Personal information
- Full name: Josh Mellington
- Born: 29 December 1992 (age 33)
- Original team: Murray Bushrangers (TAC Cup)
- Draft: #56, 2010 National draft, Fremantle
- Height: 187 cm (6 ft 2 in)
- Weight: 78 kg (172 lb)
- Position: Defender

Club information
- Current club: Fremantle
- Number: 25

Playing career^{1}
- Years: Club / Games (Goals)
- 2011–2013: Fremantle / 6 (5)
- ^{1} Playing statistics correct to the end of 2013.

Career highlights
- WAFL Premiership Player (2013);

= Josh Mellington =

Australian rules footballer

Josh Mellington (born 29 December 1992) is a former Australian rules footballer with the Fremantle Football Club, in the Australian Football League (AFL).
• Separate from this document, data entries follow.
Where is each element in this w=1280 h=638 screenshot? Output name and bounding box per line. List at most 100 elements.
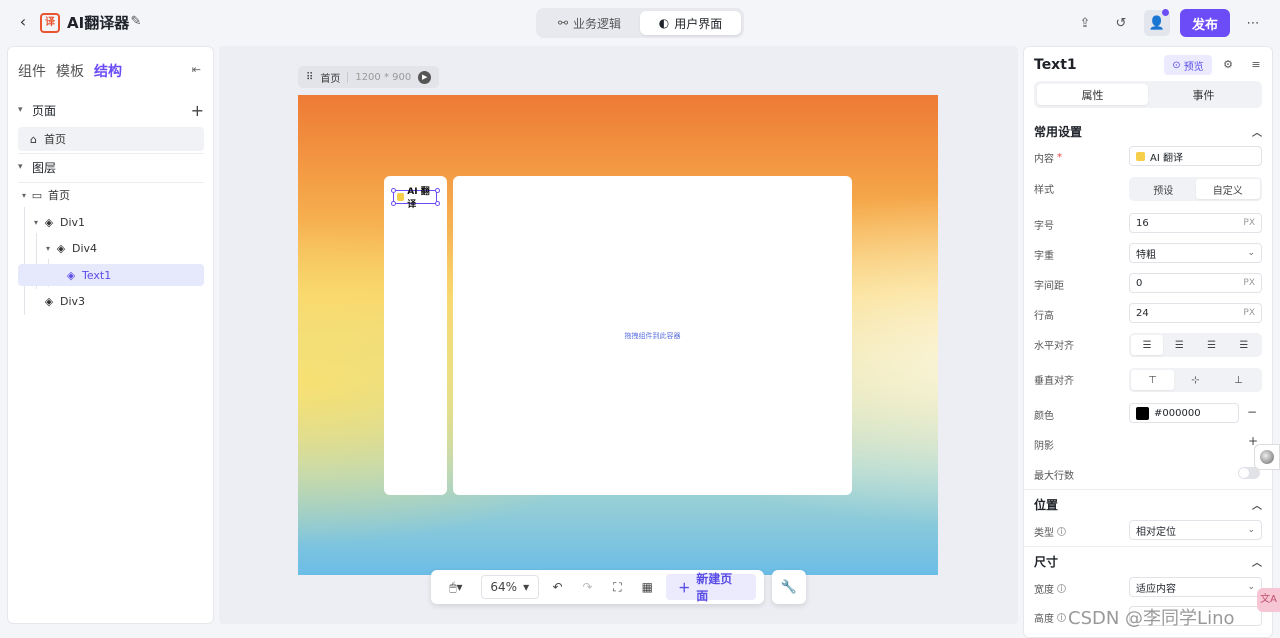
color-input[interactable]: #000000: [1129, 403, 1239, 423]
remove-color-icon[interactable]: −: [1247, 405, 1257, 419]
play-icon[interactable]: ▶: [418, 70, 432, 84]
tree-node-label: Div1: [60, 215, 86, 229]
h-align-segmented: ☰ ☰ ☰ ☰: [1129, 333, 1262, 357]
undo-icon[interactable]: ↶: [547, 575, 569, 599]
tab-attributes[interactable]: 属性: [1037, 84, 1148, 105]
line-height-label: 行高: [1034, 311, 1054, 322]
tab-user-interface-label: 用户界面: [674, 16, 723, 31]
layers-section[interactable]: ▾ 图层: [18, 157, 204, 177]
wrench-icon[interactable]: 🔧: [772, 570, 806, 604]
chevron-up-icon[interactable]: ︿: [1252, 554, 1262, 569]
div3-container[interactable]: 拖拽组件到此容器: [453, 176, 852, 495]
watermark: CSDN @李同学Lino: [1068, 608, 1235, 629]
collaborators-icon[interactable]: 👤: [1144, 9, 1170, 36]
drag-handle-icon[interactable]: ⠿: [306, 72, 313, 83]
font-weight-select[interactable]: 特粗 ⌄: [1129, 243, 1262, 263]
style-label: 样式: [1034, 185, 1054, 196]
export-icon[interactable]: ⇪: [1072, 10, 1098, 36]
required-mark: *: [1057, 152, 1062, 163]
tree-node-home[interactable]: ▾ ▭ 首页: [18, 184, 204, 206]
font-size-input[interactable]: 16 PX: [1129, 213, 1262, 233]
fit-screen-icon[interactable]: ⛶: [606, 575, 628, 599]
chevron-down-icon: ▾: [18, 162, 23, 172]
layers-icon: ◈: [56, 241, 66, 255]
collapse-panel-icon[interactable]: ⇤: [192, 63, 201, 76]
screen-icon: ▭: [31, 188, 43, 202]
pointer-tool[interactable]: 🖱 ▾: [439, 575, 473, 599]
size-header[interactable]: 尺寸 ︿: [1034, 552, 1262, 570]
tab-structure[interactable]: 结构: [94, 61, 122, 81]
tab-user-interface[interactable]: ◐ 用户界面: [640, 11, 741, 35]
align-left-icon[interactable]: ☰: [1131, 335, 1164, 355]
style-preset-option[interactable]: 预设: [1131, 179, 1196, 199]
tab-business-logic[interactable]: ⚯ 业务逻辑: [539, 11, 640, 35]
edit-icon[interactable]: ✎: [128, 14, 144, 30]
new-page-label: 新建页面: [696, 572, 733, 603]
tree-node-div3[interactable]: ◈ Div3: [18, 290, 204, 312]
align-justify-icon[interactable]: ☰: [1228, 335, 1260, 355]
chevron-down-icon: ⌄: [1247, 582, 1255, 592]
app-logo: 译: [40, 13, 60, 33]
divider: [1024, 546, 1272, 547]
position-type-select[interactable]: 相对定位 ⌄: [1129, 520, 1262, 540]
preview-label: 预览: [1183, 61, 1204, 73]
preview-button[interactable]: ⊙ 预览: [1164, 55, 1212, 75]
back-arrow-icon[interactable]: ‹: [14, 13, 32, 31]
align-bottom-icon[interactable]: ⊥: [1217, 370, 1260, 390]
history-icon[interactable]: ↺: [1108, 10, 1134, 36]
color-swatch[interactable]: [1136, 406, 1149, 420]
zoom-select[interactable]: 64% ▾: [480, 575, 539, 599]
chevron-up-icon[interactable]: ︿: [1252, 497, 1262, 512]
position-header[interactable]: 位置 ︿: [1034, 495, 1262, 513]
publish-button[interactable]: 发布: [1180, 9, 1230, 37]
floating-assistant-icon[interactable]: [1254, 444, 1280, 470]
div4-container[interactable]: [384, 176, 447, 495]
grid-icon[interactable]: ▦: [636, 575, 658, 599]
chevron-down-icon: ⌄: [1247, 525, 1255, 535]
new-page-button[interactable]: ＋ 新建页面: [666, 572, 756, 603]
emoji-icon: [397, 193, 405, 201]
layers-icon: ◈: [66, 268, 76, 282]
resize-handle[interactable]: [435, 188, 440, 193]
align-top-icon[interactable]: ⊤: [1131, 370, 1174, 390]
letter-spacing-input[interactable]: 0 PX: [1129, 273, 1262, 293]
chevron-up-icon[interactable]: ︿: [1252, 124, 1262, 139]
letter-spacing-label: 字间距: [1034, 281, 1064, 292]
align-center-icon[interactable]: ☰: [1163, 335, 1195, 355]
gear-icon[interactable]: ⚙: [1220, 57, 1236, 73]
selected-text-component[interactable]: AI 翻译: [393, 187, 437, 210]
shadow-label: 阴影: [1034, 441, 1054, 452]
artboard-size: 1200 * 900: [347, 71, 411, 83]
content-input[interactable]: AI 翻译: [1129, 146, 1262, 166]
align-middle-icon[interactable]: ⊹: [1174, 370, 1217, 390]
resize-handle[interactable]: [391, 201, 396, 206]
line-height-value: 24: [1136, 307, 1149, 319]
tree-node-div1[interactable]: ▾ ◈ Div1: [18, 211, 204, 233]
panel-menu-icon[interactable]: ≡: [1248, 57, 1264, 73]
layers-icon: ◈: [44, 215, 54, 229]
redo-icon[interactable]: ↷: [577, 575, 599, 599]
info-icon: i: [1057, 613, 1066, 622]
pages-section[interactable]: ▾ 页面 +: [18, 100, 204, 120]
home-icon: ⌂: [30, 132, 37, 146]
common-settings-header[interactable]: 常用设置 ︿: [1034, 122, 1262, 140]
resize-handle[interactable]: [391, 188, 396, 193]
align-right-icon[interactable]: ☰: [1196, 335, 1228, 355]
tree-node-text1[interactable]: ◈ Text1: [18, 264, 204, 286]
translate-icon[interactable]: 文A: [1257, 588, 1280, 612]
resize-handle[interactable]: [435, 201, 440, 206]
line-height-input[interactable]: 24 PX: [1129, 303, 1262, 323]
pages-section-label: 页面: [32, 103, 57, 118]
tree-node-div4[interactable]: ▾ ◈ Div4: [18, 237, 204, 259]
add-page-icon[interactable]: +: [191, 101, 204, 120]
tab-templates[interactable]: 模板: [56, 61, 84, 81]
artboard-label[interactable]: ⠿ 首页 1200 * 900 ▶: [298, 66, 440, 88]
width-label-text: 宽度: [1034, 585, 1054, 596]
tab-components[interactable]: 组件: [18, 61, 46, 81]
page-item-home[interactable]: ⌂ 首页: [18, 127, 204, 151]
width-select[interactable]: 适应内容 ⌄: [1129, 577, 1262, 597]
more-icon[interactable]: ⋯: [1240, 10, 1266, 36]
style-custom-option[interactable]: 自定义: [1195, 179, 1260, 199]
unit-label: PX: [1243, 278, 1255, 288]
tab-events[interactable]: 事件: [1148, 84, 1259, 105]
Originally from Benalla, Mellington played junior football for the Murray Bushrangers in the TAC Cup. In 2010, Mellington led the Bushrangers' goalkicking, with 41 for the season, and finished fourth in the TAC Cup best and fairest. He was "shocked" when drafted by Fremantle with their third selection, 56th overall, in the 2010 AFL draft.
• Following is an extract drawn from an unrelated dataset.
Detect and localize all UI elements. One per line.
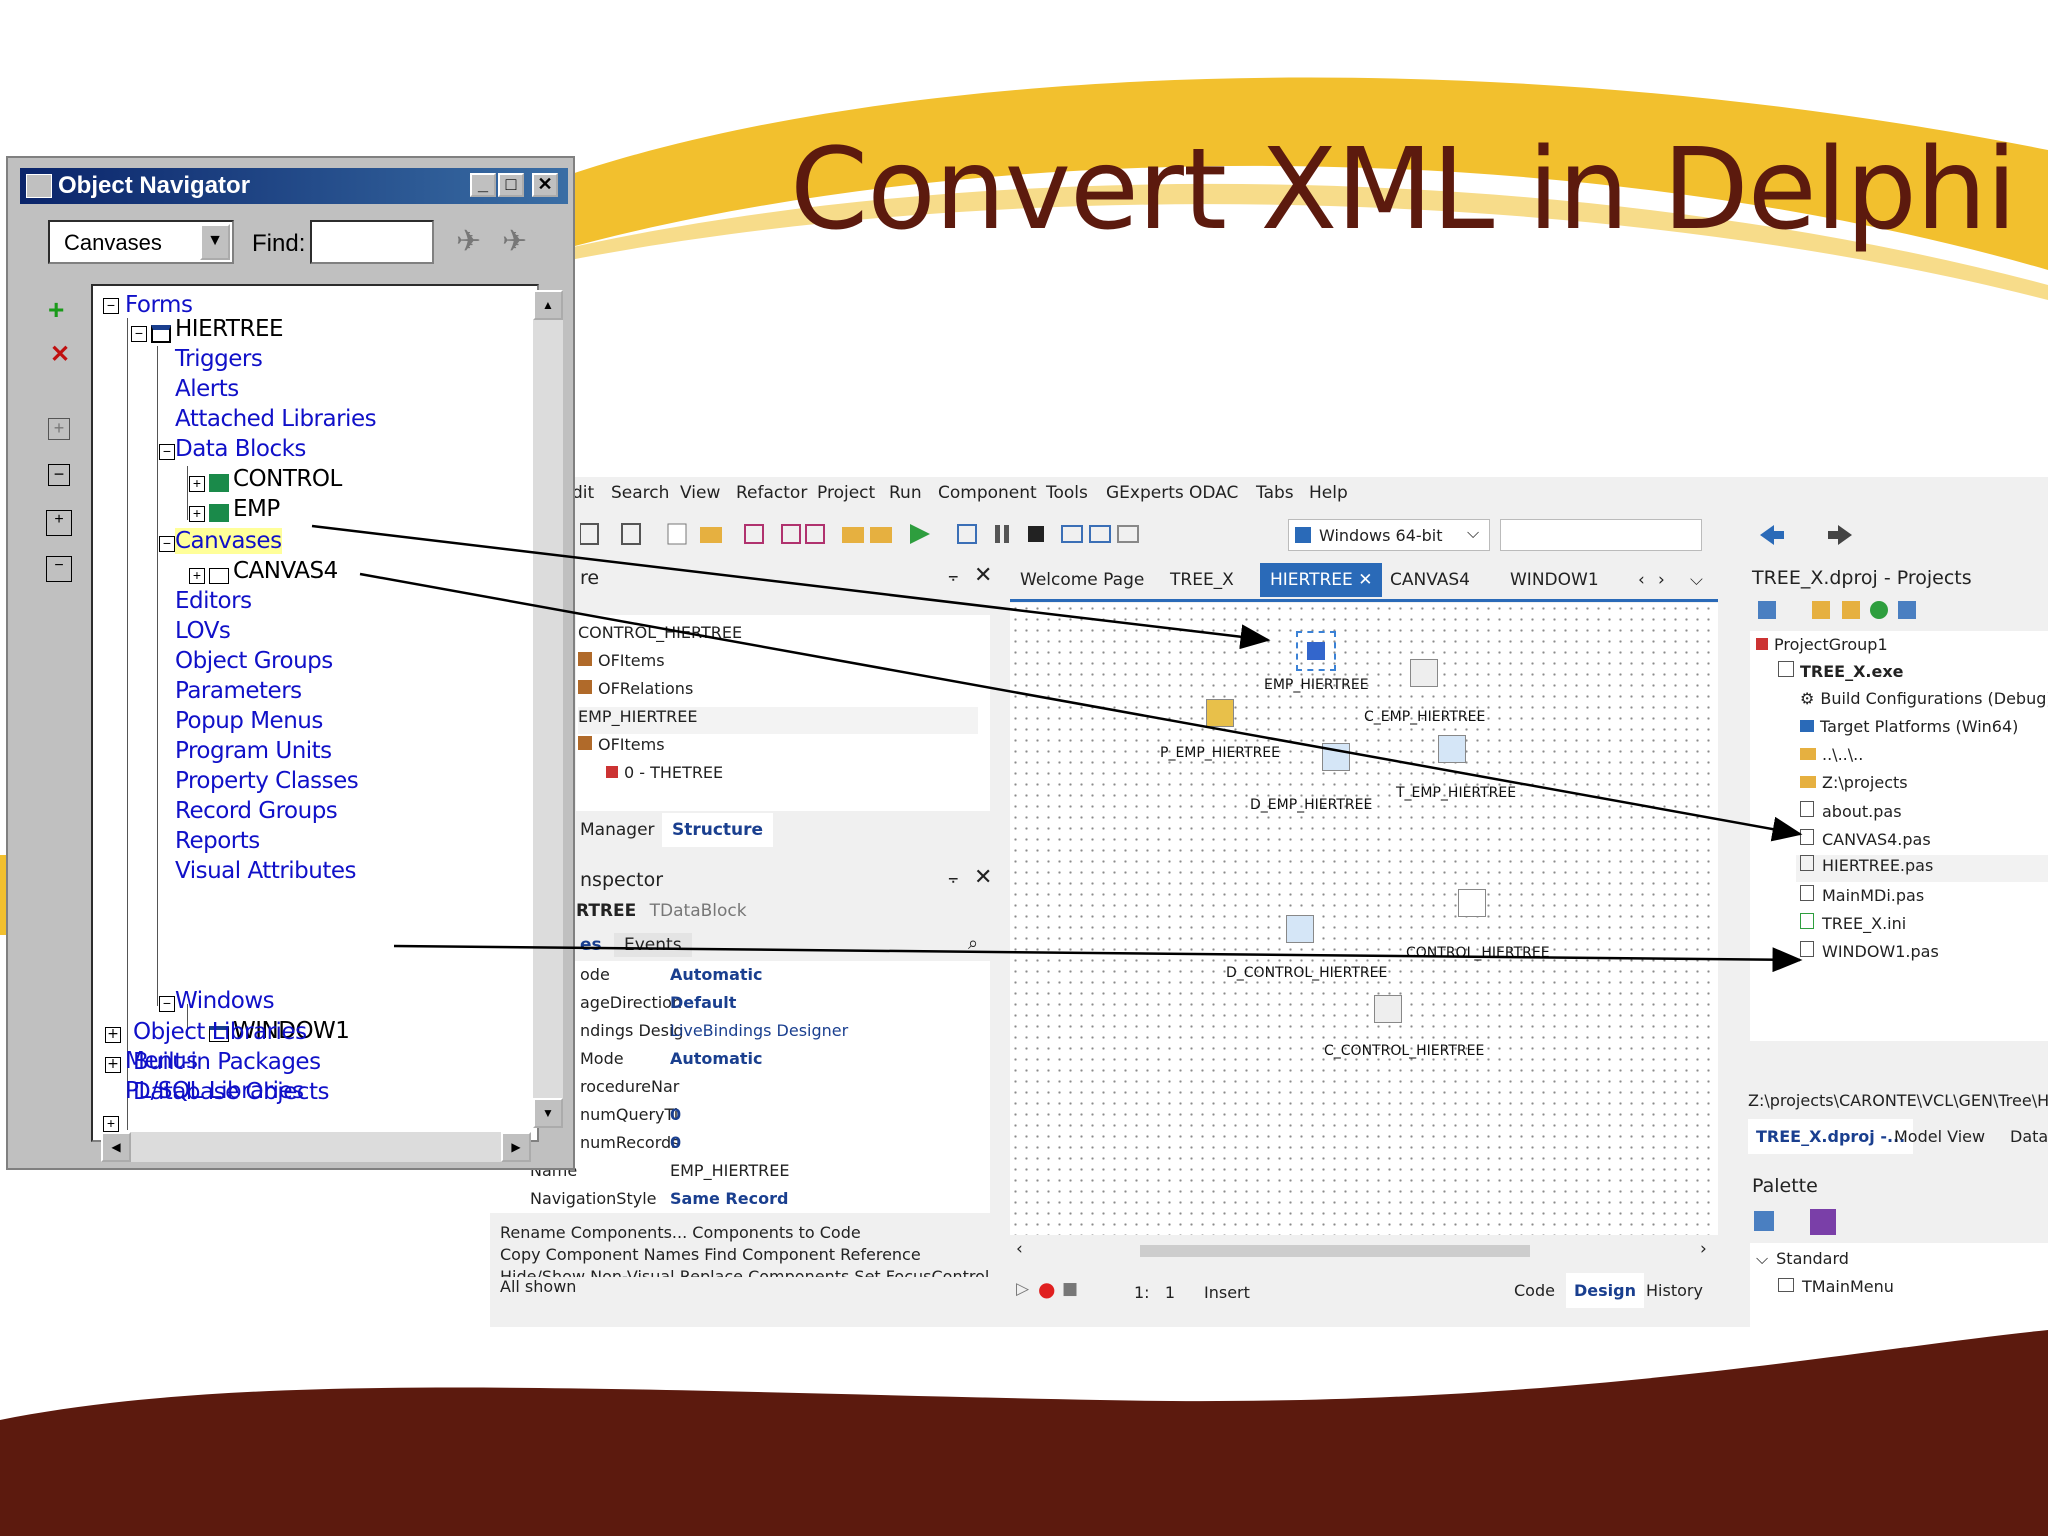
arrow-emp-to-datablock <box>311 524 1271 650</box>
arrow-canvas4-to-canvas4-pas <box>359 572 1803 842</box>
arrow-window1-to-window1-pas <box>393 944 1803 973</box>
connector-arrows <box>311 524 1803 973</box>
A small forward, Mellington played his first games for Fremantle in a NAB Cup pre-season double header against Hawthorn and West Coast on 14 February 2011.

He made his official AFL debut in Round 14 of the 2011 AFL season against Brisbane Lions at Patersons Stadium. Mellington was delisted by Fremantle following the 2013 AFL season after only playing six games in his three-year stint at the club.

In 2021 Mellington kicked 27 goals in a game for Violet Town against Tallygaroopna while playing in the Kyabram District Football League.